Now, I'm sensitive to the fact that men in Korea have an inflated sense of being slighted now that women are gaining more power and visibility in greater society. I also realize that many
complaints about the "fear" of being hit with the "oppressive" power of sexual harassment charges are pretty baseless. I'm not advocating making a fashion police, measuring skirtlines on the streets, like in the Korean 1970's, or any of that stuff. I understand enough of feminist theories and its different waves to know that women should not have men police the limits of their sexual identity. But I also gotta ask the common-sensical question of, "Damn, girl! You gonna walk into class like that?!"
After seeing how the limits are being pushed lately, I really think the best analogy to make would be that of having a new trend in America of having women wear bikini tops to class.

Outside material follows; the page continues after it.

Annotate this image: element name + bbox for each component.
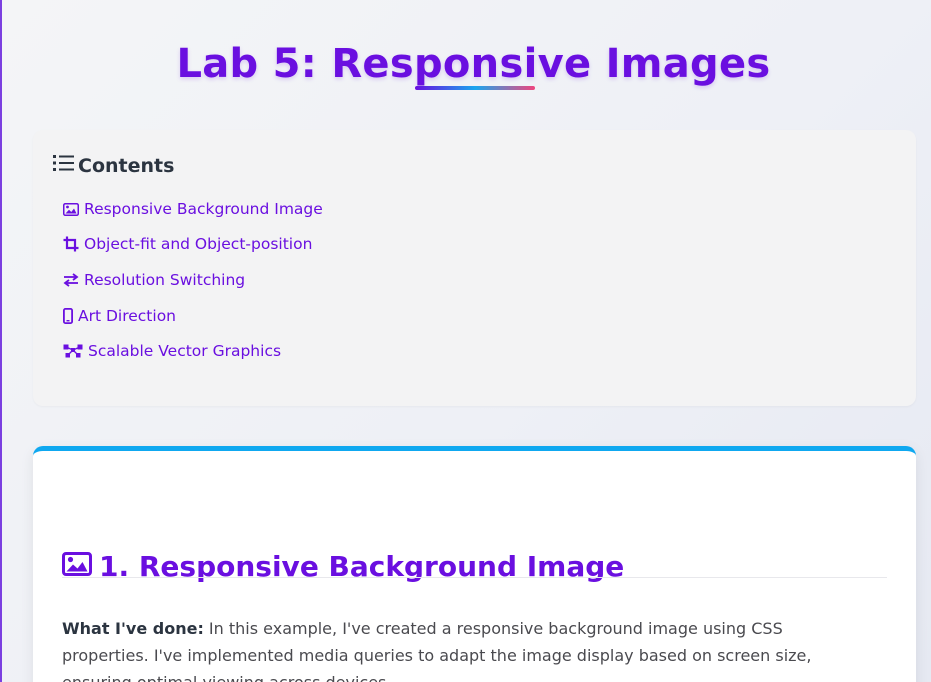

That's the best way I can think to describe the relative impact of this extreme wear in Korea. No matter what Americans think of minis – and I still tend to think Americans are, overall, pretty conservative about hemlines – Koreans were until recently shocked by showing the bellybutton and still think tattoos are for gangstas only. Wearing what's called a "똥코치마" ("ass-crack skirt") around a Korean campus has about the same impact as I'd expect from an American co-ed walking in with shorts and a bikini.
Now, what would we do in the face of such a trend? Whatever official or social sanctions there might be, I just think that certain clothes belong in the classroom, while certain ones belong in the dance club.Am I so wrong? Am I the only person who thinks so? I mean, I don't want to see clothes in class that I swear I have only seen on girls who work the Deja Vu strip club in Vegas. To put a point on it, I don't know whether to give that student her quiz back or a dollar bill to stick in her skirt top. I'm caught, man! I'm stuck! Seriously, though – this stuff is a bit distracting.

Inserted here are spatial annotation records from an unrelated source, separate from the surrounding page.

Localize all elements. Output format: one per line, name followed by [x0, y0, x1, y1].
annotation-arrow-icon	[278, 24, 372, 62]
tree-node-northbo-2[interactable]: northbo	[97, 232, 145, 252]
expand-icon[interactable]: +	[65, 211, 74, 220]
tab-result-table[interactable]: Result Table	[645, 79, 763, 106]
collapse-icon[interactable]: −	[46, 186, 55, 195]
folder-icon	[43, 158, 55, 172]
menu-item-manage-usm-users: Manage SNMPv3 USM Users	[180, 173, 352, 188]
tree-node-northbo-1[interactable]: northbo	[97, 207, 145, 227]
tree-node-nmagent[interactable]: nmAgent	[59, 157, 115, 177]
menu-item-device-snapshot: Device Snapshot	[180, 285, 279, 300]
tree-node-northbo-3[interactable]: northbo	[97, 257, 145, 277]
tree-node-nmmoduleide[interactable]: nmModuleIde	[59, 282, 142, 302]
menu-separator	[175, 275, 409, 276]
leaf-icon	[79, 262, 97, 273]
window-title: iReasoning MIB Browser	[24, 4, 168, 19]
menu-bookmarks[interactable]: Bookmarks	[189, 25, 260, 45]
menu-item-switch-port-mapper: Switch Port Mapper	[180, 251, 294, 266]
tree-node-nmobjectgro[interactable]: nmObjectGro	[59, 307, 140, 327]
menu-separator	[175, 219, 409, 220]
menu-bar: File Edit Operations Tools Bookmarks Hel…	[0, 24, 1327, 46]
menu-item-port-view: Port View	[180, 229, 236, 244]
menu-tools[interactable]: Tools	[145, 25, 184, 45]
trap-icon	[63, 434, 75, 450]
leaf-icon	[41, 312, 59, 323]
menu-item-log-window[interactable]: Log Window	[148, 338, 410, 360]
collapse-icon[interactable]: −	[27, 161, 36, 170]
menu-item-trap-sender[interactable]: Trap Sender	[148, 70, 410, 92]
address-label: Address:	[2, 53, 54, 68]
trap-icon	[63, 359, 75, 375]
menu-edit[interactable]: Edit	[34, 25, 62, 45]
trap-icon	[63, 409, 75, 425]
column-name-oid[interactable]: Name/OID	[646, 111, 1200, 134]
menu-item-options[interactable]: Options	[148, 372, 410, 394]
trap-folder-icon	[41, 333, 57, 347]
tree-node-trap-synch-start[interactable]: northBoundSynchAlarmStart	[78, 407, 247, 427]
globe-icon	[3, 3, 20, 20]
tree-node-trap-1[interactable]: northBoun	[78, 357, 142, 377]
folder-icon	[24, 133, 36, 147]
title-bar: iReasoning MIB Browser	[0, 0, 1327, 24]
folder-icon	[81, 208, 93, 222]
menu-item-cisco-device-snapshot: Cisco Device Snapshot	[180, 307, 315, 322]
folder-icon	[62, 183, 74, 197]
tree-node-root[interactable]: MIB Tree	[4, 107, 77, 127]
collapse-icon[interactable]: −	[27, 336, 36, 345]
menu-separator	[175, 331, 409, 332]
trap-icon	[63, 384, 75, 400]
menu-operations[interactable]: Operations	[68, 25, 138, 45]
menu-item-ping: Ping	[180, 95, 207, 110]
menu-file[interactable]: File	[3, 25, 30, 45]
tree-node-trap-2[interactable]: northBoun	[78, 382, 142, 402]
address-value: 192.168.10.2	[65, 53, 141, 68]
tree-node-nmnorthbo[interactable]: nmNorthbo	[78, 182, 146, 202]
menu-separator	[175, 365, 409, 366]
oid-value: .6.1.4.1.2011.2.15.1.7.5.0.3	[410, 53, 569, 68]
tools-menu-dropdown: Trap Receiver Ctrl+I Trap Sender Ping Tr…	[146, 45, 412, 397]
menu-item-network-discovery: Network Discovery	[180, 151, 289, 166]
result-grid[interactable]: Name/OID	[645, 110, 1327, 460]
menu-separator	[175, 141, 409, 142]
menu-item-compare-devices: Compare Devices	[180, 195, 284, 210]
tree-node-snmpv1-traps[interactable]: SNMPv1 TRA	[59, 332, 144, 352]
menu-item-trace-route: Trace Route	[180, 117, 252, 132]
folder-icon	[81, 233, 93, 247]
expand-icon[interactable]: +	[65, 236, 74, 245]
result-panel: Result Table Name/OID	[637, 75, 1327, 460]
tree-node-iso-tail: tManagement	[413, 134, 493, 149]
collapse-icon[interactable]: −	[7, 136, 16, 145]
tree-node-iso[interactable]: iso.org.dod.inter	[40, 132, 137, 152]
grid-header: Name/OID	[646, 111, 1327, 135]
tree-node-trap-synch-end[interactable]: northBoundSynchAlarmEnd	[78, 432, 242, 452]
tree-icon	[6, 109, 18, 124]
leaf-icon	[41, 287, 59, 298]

The article goes on to mention the fact that this is actually kind of unusual in America. One female student interviewed from Seogang University pointed out that wearing such skirts to school is something American students don't generally do; in Korea, young girls wear everything from formal business suits to go on "meetings" and other blind dates, to faux Britney Spears schoolgirl outfits with thigh-high stockings with tassels on them atop seriously sassy stilettos.
I'm not going to try and play the morality card and say that I don't enjoy the sights, or that my imagination sometimes doesn't run away with itself. But I am going to say that I don't think it normal to see, staring me in the face, what is considered fetish or naughty wear in most other nations. The thing that's hard to convey through mere text is the fact that the fabuloso freshman I mentioned above really seemed to like the fact that she disturbs everything around her. When she walks in the class, she has the most impish smile on her face and loves to CLICK-CLACK as she sashays into her chair. I know – the "girl power" boosters out there are going to say "let her get her thang on," that she's dressed to kill, she's working it, you go girl, whatever. Fine – it's her choice.
But all I'm saying is – can we get a little self-respect? Stop obviously trying so hard? Leave something – anything – to the imagination?